The Malaysian justice system has upheld a ban on a Catholic newspaper’s use of the word "Allah" in its Bahasa-language texts to refer to God. This is in spite of the fact that such use by Christians in Arabic-speaking lands predates the birth of Mohammed. Much of the religious vocabulary of Bahasa, the Malay language, comes from Arabic. In fact, the word is ultimately of pagan origin, as is the English word "god".
Those disturbed by the ban on the centuries-old use of a single word in a single publication see it as a first step toward increased suppression of religious and ethnic minorities in Malaysia. They are probably right. In that case, the country will be seen as not simply ridiculous, but malevolent.
Are the Malaysian government agencies lately promoting tourism to that country ready to see that happen? Are most Malaysian Muslims happy to see yet one more event that increases perceptions of their religion and their country as not only tritely ridiculous, but potentially dangerous?
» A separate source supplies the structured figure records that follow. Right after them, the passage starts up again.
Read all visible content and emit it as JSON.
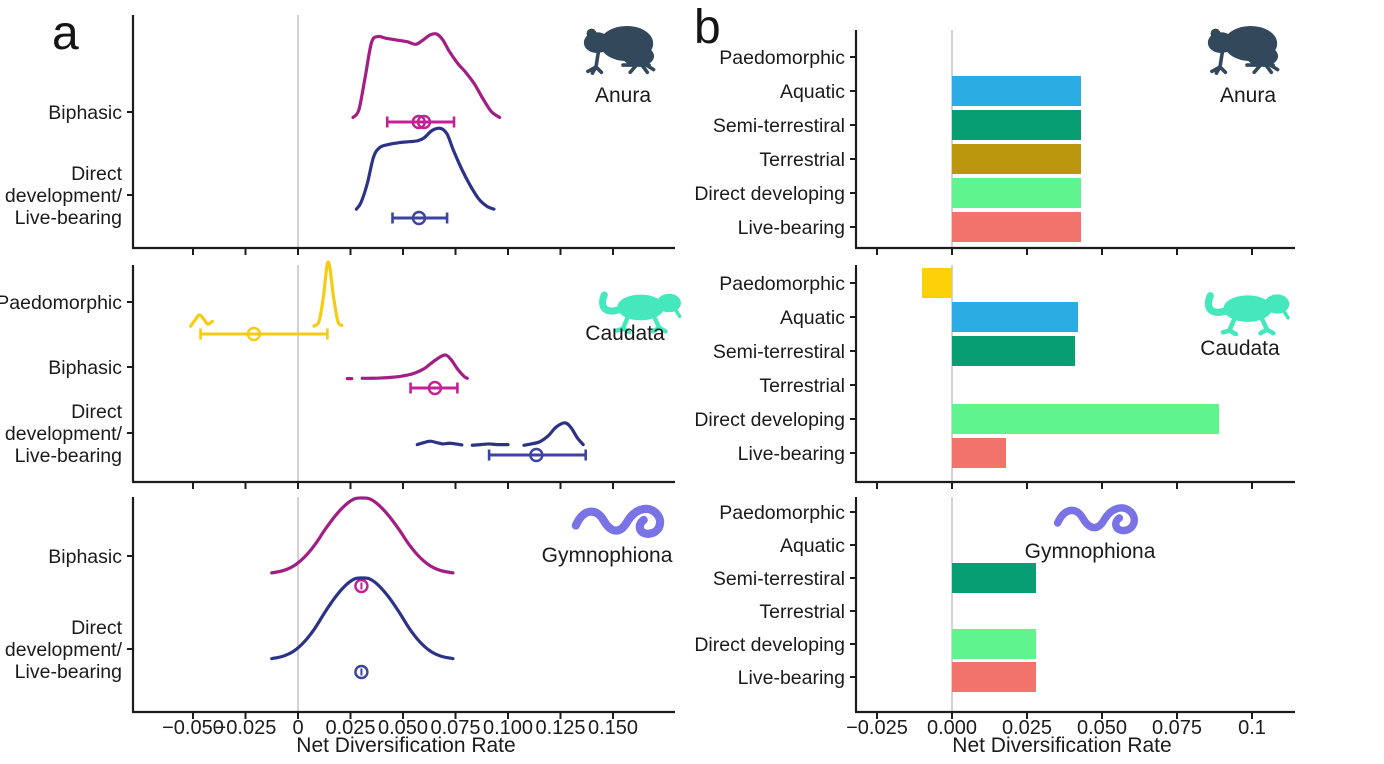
{
  "panels": {
    "a": {
      "letter": "a"
    },
    "b": {
      "letter": "b"
    }
  },
  "colors": {
    "axis": "#1c1c1c",
    "text": "#1b1b1b",
    "zero_line": "#c8c8c8",
    "magenta_line": "#a21e83",
    "magenta_interval": "#c32195",
    "navy_line": "#2c3387",
    "navy_interval": "#3d43a0",
    "yellow_line": "#f7cb11",
    "yellow_interval": "#f7cb11",
    "anura_icon": "#33495b",
    "caudata_icon": "#45e8bd",
    "gymnophiona_icon": "#7a73e6",
    "bar_paedomorphic": "#fdd108",
    "bar_aquatic": "#2bace2",
    "bar_semi_terrestrial": "#079e74",
    "bar_terrestrial": "#ba970c",
    "bar_direct_developing": "#5ff48d",
    "bar_live_bearing": "#f2736c"
  },
  "chart_data": [
    {
      "id": "a",
      "type": "ridgeline-density",
      "xlabel": "Net Diversification Rate",
      "xlim": [
        -0.0785,
        0.178
      ],
      "xticks": [
        -0.05,
        -0.025,
        0,
        0.025,
        0.05,
        0.075,
        0.1,
        0.125,
        0.15
      ],
      "xtick_labels": [
        "−0.050",
        "−0.025",
        "0",
        "0.025",
        "0.050",
        "0.075",
        "0.100",
        "0.125",
        "0.150"
      ],
      "zero_line": 0,
      "height_scale": "relative 0-1 per row",
      "subplots": [
        {
          "taxon": "Anura",
          "icon": "frog-icon",
          "rows": [
            {
              "label": "Biphasic",
              "label_lines": [
                "Biphasic"
              ],
              "color_key": "magenta",
              "density": {
                "segments": [
                  [
                    [
                      0.0262,
                      0.03
                    ],
                    [
                      0.029,
                      0.12
                    ],
                    [
                      0.032,
                      0.5
                    ],
                    [
                      0.035,
                      0.9
                    ],
                    [
                      0.038,
                      0.97
                    ],
                    [
                      0.042,
                      0.95
                    ],
                    [
                      0.047,
                      0.93
                    ],
                    [
                      0.052,
                      0.91
                    ],
                    [
                      0.056,
                      0.88
                    ],
                    [
                      0.059,
                      0.92
                    ],
                    [
                      0.063,
                      0.99
                    ],
                    [
                      0.066,
                      1.0
                    ],
                    [
                      0.069,
                      0.93
                    ],
                    [
                      0.072,
                      0.8
                    ],
                    [
                      0.076,
                      0.66
                    ],
                    [
                      0.08,
                      0.55
                    ],
                    [
                      0.084,
                      0.42
                    ],
                    [
                      0.088,
                      0.25
                    ],
                    [
                      0.092,
                      0.1
                    ],
                    [
                      0.096,
                      0.03
                    ]
                  ]
                ]
              },
              "interval": {
                "low": 0.0425,
                "high": 0.0743,
                "markers": [
                  0.0575,
                  0.06
                ]
              }
            },
            {
              "label": "Direct development/ Live-bearing",
              "label_lines": [
                "Direct",
                "development/",
                "Live-bearing"
              ],
              "color_key": "navy",
              "density": {
                "segments": [
                  [
                    [
                      0.0278,
                      0.03
                    ],
                    [
                      0.03,
                      0.1
                    ],
                    [
                      0.033,
                      0.3
                    ],
                    [
                      0.036,
                      0.58
                    ],
                    [
                      0.039,
                      0.68
                    ],
                    [
                      0.043,
                      0.71
                    ],
                    [
                      0.048,
                      0.73
                    ],
                    [
                      0.053,
                      0.74
                    ],
                    [
                      0.057,
                      0.75
                    ],
                    [
                      0.06,
                      0.78
                    ],
                    [
                      0.064,
                      0.86
                    ],
                    [
                      0.068,
                      0.88
                    ],
                    [
                      0.071,
                      0.82
                    ],
                    [
                      0.074,
                      0.65
                    ],
                    [
                      0.078,
                      0.45
                    ],
                    [
                      0.082,
                      0.28
                    ],
                    [
                      0.086,
                      0.14
                    ],
                    [
                      0.09,
                      0.06
                    ],
                    [
                      0.0933,
                      0.03
                    ]
                  ]
                ]
              },
              "interval": {
                "low": 0.045,
                "high": 0.071,
                "markers": [
                  0.0576
                ]
              }
            }
          ]
        },
        {
          "taxon": "Caudata",
          "icon": "salamander-icon",
          "rows": [
            {
              "label": "Paedomorphic",
              "label_lines": [
                "Paedomorphic"
              ],
              "color_key": "yellow",
              "density": {
                "segments": [
                  [
                    [
                      -0.0511,
                      0.03
                    ],
                    [
                      -0.049,
                      0.12
                    ],
                    [
                      -0.047,
                      0.2
                    ],
                    [
                      -0.045,
                      0.14
                    ],
                    [
                      -0.043,
                      0.06
                    ],
                    [
                      -0.0408,
                      0.1
                    ]
                  ],
                  [
                    [
                      0.0076,
                      0.03
                    ],
                    [
                      0.01,
                      0.1
                    ],
                    [
                      0.012,
                      0.45
                    ],
                    [
                      0.0144,
                      1.0
                    ],
                    [
                      0.017,
                      0.45
                    ],
                    [
                      0.019,
                      0.1
                    ],
                    [
                      0.0208,
                      0.04
                    ]
                  ]
                ]
              },
              "interval": {
                "low": -0.0464,
                "high": 0.014,
                "markers": [
                  -0.021
                ]
              }
            },
            {
              "label": "Biphasic",
              "label_lines": [
                "Biphasic"
              ],
              "color_key": "magenta",
              "density": {
                "segments": [
                  [
                    [
                      0.0235,
                      0.07
                    ],
                    [
                      0.0256,
                      0.07
                    ]
                  ],
                  [
                    [
                      0.0306,
                      0.08
                    ],
                    [
                      0.035,
                      0.08
                    ],
                    [
                      0.04,
                      0.09
                    ],
                    [
                      0.045,
                      0.11
                    ],
                    [
                      0.05,
                      0.15
                    ],
                    [
                      0.055,
                      0.22
                    ],
                    [
                      0.06,
                      0.36
                    ],
                    [
                      0.064,
                      0.55
                    ],
                    [
                      0.068,
                      0.72
                    ],
                    [
                      0.0705,
                      0.76
                    ],
                    [
                      0.073,
                      0.62
                    ],
                    [
                      0.076,
                      0.35
                    ],
                    [
                      0.079,
                      0.14
                    ],
                    [
                      0.0806,
                      0.08
                    ]
                  ]
                ]
              },
              "interval": {
                "low": 0.0536,
                "high": 0.0759,
                "markers": [
                  0.0652
                ]
              }
            },
            {
              "label": "Direct development/ Live-bearing",
              "label_lines": [
                "Direct",
                "development/",
                "Live-bearing"
              ],
              "color_key": "navy",
              "density": {
                "segments": [
                  [
                    [
                      0.0568,
                      0.1
                    ],
                    [
                      0.06,
                      0.16
                    ],
                    [
                      0.063,
                      0.2
                    ],
                    [
                      0.066,
                      0.16
                    ],
                    [
                      0.069,
                      0.12
                    ],
                    [
                      0.072,
                      0.14
                    ],
                    [
                      0.075,
                      0.12
                    ],
                    [
                      0.078,
                      0.09
                    ]
                  ],
                  [
                    [
                      0.083,
                      0.08
                    ],
                    [
                      0.087,
                      0.1
                    ],
                    [
                      0.091,
                      0.12
                    ],
                    [
                      0.095,
                      0.1
                    ],
                    [
                      0.1,
                      0.1
                    ]
                  ],
                  [
                    [
                      0.1076,
                      0.08
                    ],
                    [
                      0.111,
                      0.12
                    ],
                    [
                      0.115,
                      0.18
                    ],
                    [
                      0.119,
                      0.35
                    ],
                    [
                      0.123,
                      0.62
                    ],
                    [
                      0.1272,
                      0.74
                    ],
                    [
                      0.13,
                      0.6
                    ],
                    [
                      0.133,
                      0.3
                    ],
                    [
                      0.1358,
                      0.1
                    ]
                  ]
                ]
              },
              "interval": {
                "low": 0.091,
                "high": 0.137,
                "markers": [
                  0.1135
                ]
              }
            }
          ]
        },
        {
          "taxon": "Gymnophiona",
          "icon": "caecilian-icon",
          "rows": [
            {
              "label": "Biphasic",
              "label_lines": [
                "Biphasic"
              ],
              "color_key": "magenta",
              "density": {
                "segments": [
                  [
                    [
                      -0.0125,
                      0.04
                    ],
                    [
                      -0.007,
                      0.07
                    ],
                    [
                      -0.002,
                      0.13
                    ],
                    [
                      0.003,
                      0.24
                    ],
                    [
                      0.008,
                      0.4
                    ],
                    [
                      0.013,
                      0.6
                    ],
                    [
                      0.018,
                      0.78
                    ],
                    [
                      0.023,
                      0.92
                    ],
                    [
                      0.027,
                      0.99
                    ],
                    [
                      0.0306,
                      1.0
                    ],
                    [
                      0.034,
                      0.99
                    ],
                    [
                      0.038,
                      0.92
                    ],
                    [
                      0.043,
                      0.78
                    ],
                    [
                      0.048,
                      0.6
                    ],
                    [
                      0.053,
                      0.4
                    ],
                    [
                      0.058,
                      0.24
                    ],
                    [
                      0.063,
                      0.13
                    ],
                    [
                      0.068,
                      0.07
                    ],
                    [
                      0.0738,
                      0.04
                    ]
                  ]
                ]
              },
              "interval": {
                "low": null,
                "high": null,
                "markers": [
                  0.0302
                ],
                "point_only": true
              }
            },
            {
              "label": "Direct development/ Live-bearing",
              "label_lines": [
                "Direct",
                "development/",
                "Live-bearing"
              ],
              "color_key": "navy",
              "density": {
                "segments": [
                  [
                    [
                      -0.0125,
                      0.04
                    ],
                    [
                      -0.007,
                      0.07
                    ],
                    [
                      -0.002,
                      0.13
                    ],
                    [
                      0.003,
                      0.24
                    ],
                    [
                      0.008,
                      0.4
                    ],
                    [
                      0.013,
                      0.6
                    ],
                    [
                      0.018,
                      0.78
                    ],
                    [
                      0.023,
                      0.92
                    ],
                    [
                      0.027,
                      0.99
                    ],
                    [
                      0.0306,
                      1.0
                    ],
                    [
                      0.034,
                      0.99
                    ],
                    [
                      0.038,
                      0.92
                    ],
                    [
                      0.043,
                      0.78
                    ],
                    [
                      0.048,
                      0.6
                    ],
                    [
                      0.053,
                      0.4
                    ],
                    [
                      0.058,
                      0.24
                    ],
                    [
                      0.063,
                      0.13
                    ],
                    [
                      0.068,
                      0.07
                    ],
                    [
                      0.0738,
                      0.04
                    ]
                  ]
                ]
              },
              "interval": {
                "low": null,
                "high": null,
                "markers": [
                  0.0302
                ],
                "point_only": true
              }
            }
          ]
        }
      ]
    },
    {
      "id": "b",
      "type": "bar",
      "xlabel": "Net Diversification Rate",
      "xlim": [
        -0.032,
        0.1145
      ],
      "xticks": [
        -0.025,
        0.0,
        0.025,
        0.05,
        0.075,
        0.1
      ],
      "xtick_labels": [
        "−0.025",
        "0.000",
        "0.025",
        "0.050",
        "0.075",
        "0.1"
      ],
      "zero_line": 0,
      "categories": [
        "Paedomorphic",
        "Aquatic",
        "Semi-terrestiral",
        "Terrestrial",
        "Direct developing",
        "Live-bearing"
      ],
      "category_colors": [
        "#fdd108",
        "#2bace2",
        "#079e74",
        "#ba970c",
        "#5ff48d",
        "#f2736c"
      ],
      "subplots": [
        {
          "taxon": "Anura",
          "icon": "frog-icon",
          "values": [
            null,
            0.043,
            0.043,
            0.043,
            0.043,
            0.043
          ]
        },
        {
          "taxon": "Caudata",
          "icon": "salamander-icon",
          "values": [
            -0.01,
            0.042,
            0.041,
            null,
            0.089,
            0.018
          ]
        },
        {
          "taxon": "Gymnophiona",
          "icon": "caecilian-icon",
          "values": [
            null,
            null,
            0.028,
            null,
            0.028,
            0.028
          ]
        }
      ]
    }
  ]
}
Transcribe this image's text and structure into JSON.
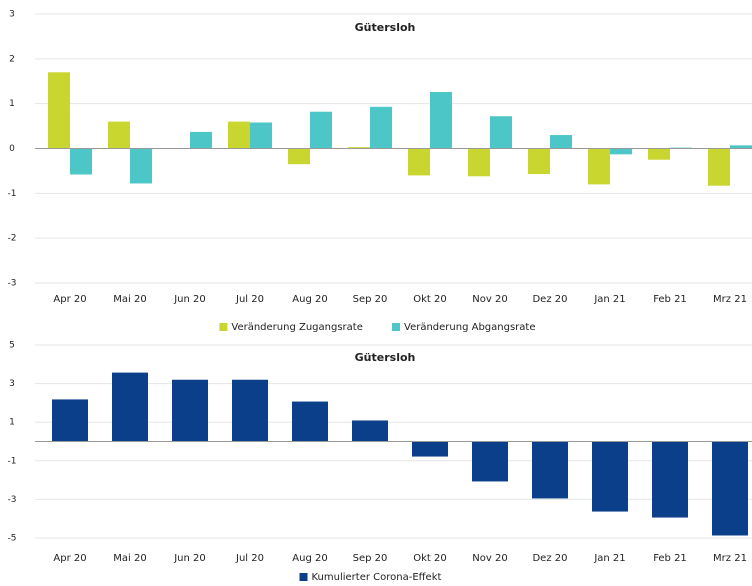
{
  "chart_data": [
    {
      "type": "bar",
      "title": "Gütersloh",
      "categories": [
        "Apr 20",
        "Mai 20",
        "Jun 20",
        "Jul 20",
        "Aug 20",
        "Sep 20",
        "Okt 20",
        "Nov 20",
        "Dez 20",
        "Jan 21",
        "Feb 21",
        "Mrz 21"
      ],
      "series": [
        {
          "name": "Veränderung Zugangsrate",
          "color": "#c9d62f",
          "values": [
            1.7,
            0.6,
            0,
            0.6,
            -0.35,
            0.03,
            -0.6,
            -0.62,
            -0.57,
            -0.8,
            -0.25,
            -0.83
          ]
        },
        {
          "name": "Veränderung Abgangsrate",
          "color": "#4dc6c8",
          "values": [
            -0.58,
            -0.78,
            0.37,
            0.58,
            0.82,
            0.93,
            1.26,
            0.72,
            0.3,
            -0.13,
            0.02,
            0.07
          ]
        }
      ],
      "ylim": [
        -3,
        3
      ],
      "yticks": [
        -3,
        -2,
        -1,
        0,
        1,
        2,
        3
      ],
      "grid": true
    },
    {
      "type": "bar",
      "title": "Gütersloh",
      "categories": [
        "Apr 20",
        "Mai 20",
        "Jun 20",
        "Jul 20",
        "Aug 20",
        "Sep 20",
        "Okt 20",
        "Nov 20",
        "Dez 20",
        "Jan 21",
        "Feb 21",
        "Mrz 21"
      ],
      "series": [
        {
          "name": "Kumulierter Corona-Effekt",
          "color": "#0c3f8a",
          "values": [
            2.18,
            3.57,
            3.2,
            3.2,
            2.07,
            1.09,
            -0.78,
            -2.07,
            -2.95,
            -3.63,
            -3.94,
            -4.87
          ]
        }
      ],
      "ylim": [
        -5,
        5
      ],
      "yticks": [
        -5,
        -3,
        -1,
        1,
        3,
        5
      ],
      "grid": true
    }
  ]
}
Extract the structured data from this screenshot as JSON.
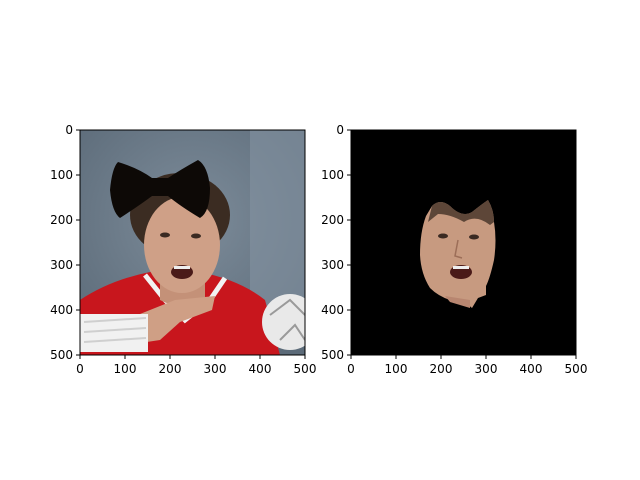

Christians and other minorities in Malaysia legitimately fear that proscribing the use of “Allah” in the Catholic newsweekly Herald will simply be the beginning of more persecution to come. But, in the meantime, might this ban open new possibilities for Malaysian Catholics to broaden and deepen their relationship with God?
Of course, persecution always provides that opportunity. But, on a less dramatic level, having to search for new vocabulary can be a blessing.
A priest in Cambodia who was engaged in translating Scripture, liturgy, the catechism and other texts into Khmer, the local language, said there is a value in not using common words.
The problem with commonly used words is that people think they know what they mean. And that meaning might not capture the richness of new thoughts. They have become stale and carry no more taste. They may even carry connotations that go against what we really hope to say.
A difficult or uncommon word can stop us and make us think: "I’m not sure what that word means. What might it mean?" Thought begins and insight can happen.
This can be especially true when we begin to think that a word can encompass the reality of God. In fact, the words we use can carry "linguistic DNA" that can infect that relationship.
For example, the English word "god" is of pagan Germanic origin. The Latin "deus," related to the Greek Zeus via "theos," does not speak of the one true God who is love. Both the Germanic and Mediterranean words originally denoted a domineering warrior, though mythology does present Zeus as a rather promiscuous lover in a non-Christian sense of the word.
The search for an alternative that Malaysian fanatics are imposing on the Herald may be a gift in disguise.
My personal recommendation is that the newspaper follow Jewish custom and simply say the Bahasa equivalent of "The Name," ha-shem in Hebrew. That might even be worth considering for English use, a way of opening up new vistas for reflection and prayer.